Window to the Law: Copyright Issues for Real Estate Professionals - Transcript
It can be really tempting to use that perfect photo that you found online in your business marketing materials, but before doing so, ask yourself: Do you have permission from the owner to use that image? If not, you could be held liable for copyright infringement, which occurs when copyrighted content is used without the owner’s permission.
A copyright owner owns the rights to reproduce, distribute copies, perform, display and prepare derivative works of the copyrighted work. Using a copyrighted work without permission is an infringement and could result in liability. A court could award injunctive relief, damages, attorneys’ fees and order destruction of the infringing materials. If the infringement occurs after the owner registers the copyright with the U.S. Copyright Office, then the owner may be entitled to statutory damages, which can be as high as $150,000 per work for willful infringement.
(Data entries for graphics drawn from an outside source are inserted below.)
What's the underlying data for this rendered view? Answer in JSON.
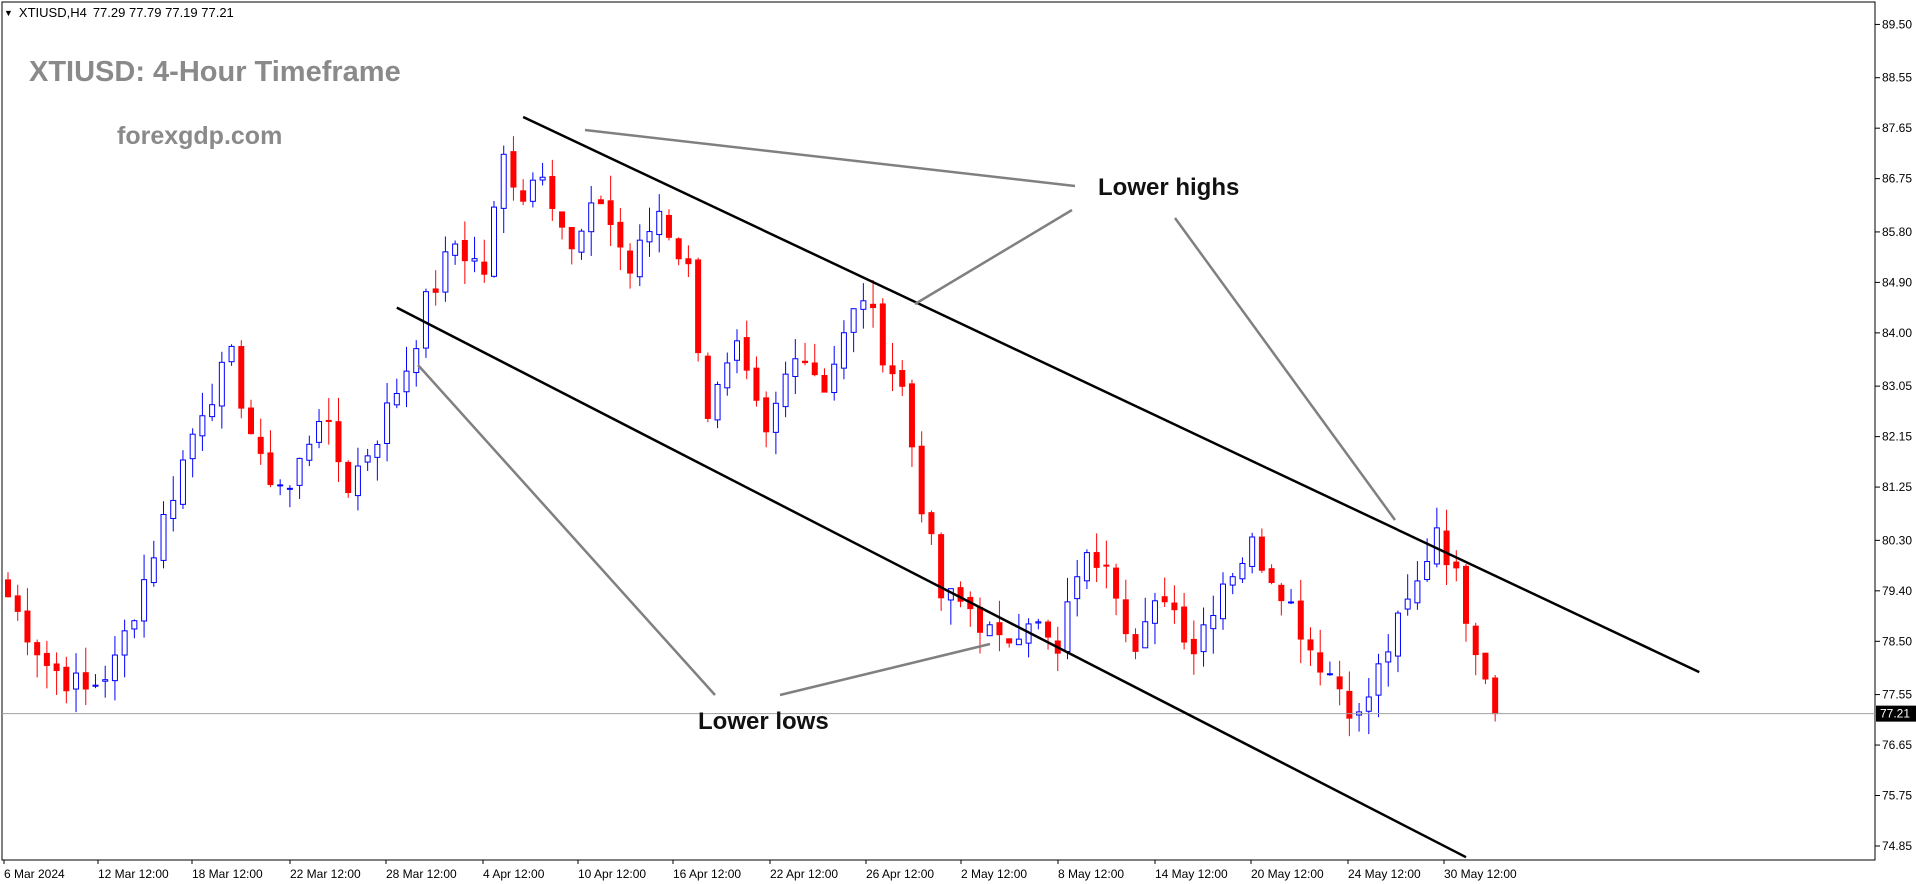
{
  "header": {
    "menu_icon": "triangle-down-icon",
    "symbol_tf": "XTIUSD,H4",
    "ohlc": "77.29 77.79 77.19 77.21"
  },
  "title": "XTIUSD: 4-Hour Timeframe",
  "watermark": "forexgdp.com",
  "annotations": {
    "lower_highs": "Lower highs",
    "lower_lows": "Lower lows"
  },
  "colors": {
    "bull": "#0000ff",
    "bear": "#ff0000",
    "channel": "#000000",
    "pointer": "#808080",
    "price_line": "#a0a0a0",
    "price_tag_bg": "#000000",
    "price_tag_text": "#ffffff"
  },
  "chart_data": {
    "type": "candlestick",
    "symbol": "XTIUSD",
    "timeframe": "H4",
    "current_price": 77.21,
    "y_ticks": [
      89.5,
      88.55,
      87.65,
      86.75,
      85.8,
      84.9,
      84.0,
      83.05,
      82.15,
      81.25,
      80.3,
      79.4,
      78.5,
      77.55,
      76.65,
      75.75,
      74.85
    ],
    "ylim": [
      74.6,
      89.9
    ],
    "x_ticks": [
      "6 Mar 2024",
      "12 Mar 12:00",
      "18 Mar 12:00",
      "22 Mar 12:00",
      "28 Mar 12:00",
      "4 Apr 12:00",
      "10 Apr 12:00",
      "16 Apr 12:00",
      "22 Apr 12:00",
      "26 Apr 12:00",
      "2 May 12:00",
      "8 May 12:00",
      "14 May 12:00",
      "20 May 12:00",
      "24 May 12:00",
      "30 May 12:00"
    ],
    "price_path": [
      [
        0,
        79.3
      ],
      [
        4,
        78.1
      ],
      [
        8,
        77.6
      ],
      [
        11,
        78.1
      ],
      [
        14,
        79.6
      ],
      [
        17,
        81.2
      ],
      [
        20,
        82.7
      ],
      [
        23,
        83.5
      ],
      [
        26,
        81.6
      ],
      [
        29,
        81.2
      ],
      [
        32,
        82.6
      ],
      [
        35,
        81.3
      ],
      [
        38,
        82.2
      ],
      [
        41,
        83.4
      ],
      [
        43,
        84.5
      ],
      [
        46,
        85.6
      ],
      [
        49,
        85.1
      ],
      [
        51,
        87.1
      ],
      [
        53,
        86.5
      ],
      [
        55,
        87.0
      ],
      [
        58,
        85.4
      ],
      [
        61,
        86.4
      ],
      [
        64,
        85.1
      ],
      [
        67,
        86.2
      ],
      [
        70,
        85.1
      ],
      [
        72,
        82.6
      ],
      [
        75,
        83.6
      ],
      [
        78,
        82.1
      ],
      [
        81,
        83.8
      ],
      [
        84,
        83.1
      ],
      [
        88,
        84.7
      ],
      [
        90,
        83.7
      ],
      [
        92,
        83.0
      ],
      [
        94,
        81.0
      ],
      [
        96,
        79.3
      ],
      [
        99,
        79.1
      ],
      [
        102,
        78.4
      ],
      [
        105,
        79.0
      ],
      [
        108,
        78.2
      ],
      [
        110,
        79.8
      ],
      [
        113,
        80.1
      ],
      [
        116,
        78.3
      ],
      [
        119,
        79.4
      ],
      [
        122,
        78.4
      ],
      [
        125,
        79.6
      ],
      [
        128,
        80.2
      ],
      [
        131,
        79.5
      ],
      [
        134,
        78.4
      ],
      [
        137,
        77.7
      ],
      [
        139,
        77.1
      ],
      [
        142,
        78.4
      ],
      [
        145,
        79.5
      ],
      [
        147,
        80.6
      ],
      [
        149,
        79.6
      ],
      [
        151,
        78.5
      ],
      [
        153,
        77.5
      ]
    ],
    "trendlines": [
      {
        "name": "upper-channel",
        "from": [
          53,
          87.85
        ],
        "to": [
          174,
          77.95
        ]
      },
      {
        "name": "lower-channel",
        "from": [
          40,
          84.45
        ],
        "to": [
          150,
          74.65
        ]
      }
    ]
  }
}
Some risk management strategies to avoid claims of copyright infringement include:
- Don’t use a third-party work in your business materials unless you obtain permission from the copyright owner. The owner may not be immediately apparent, so budget time to conduct any necessary research and to communicate with the owner about permission. If you cannot determine who the owner is, don’t use the work.
- If you do receive permission to use a copyrighted work, memorialize that permission in a license agreement that describes the scope of your permitted use, including the length of time you may use the work, the mediums in which you may use the work, and any geographic restrictions on your use. Keep in mind that your use of the third-party work must comply with the terms of your license. Use that falls outside the scope of the license constitutes copyright infringement.
For listing photos, be sure to use an agreement with the photographer. NAR created sample photo agreements for members, which are available on nar.realtor.
- Save copies of your license agreements. If your use of a third-party work is ever challenged as unauthorized, you will be able to prove that you had permission to use the work.
- When using music, make sure you have the appropriate license. To play music at an event, either pre-recorded or through a live band, you need a performing rights license. To incorporate music into a video, you need a synchronization license and a master recording license. Keep in mind that there are online companies that offer stock music along with the synchronization and master recording licenses needed to incorporate a song into a video.
Thanks for watching this episode of Window to the Law.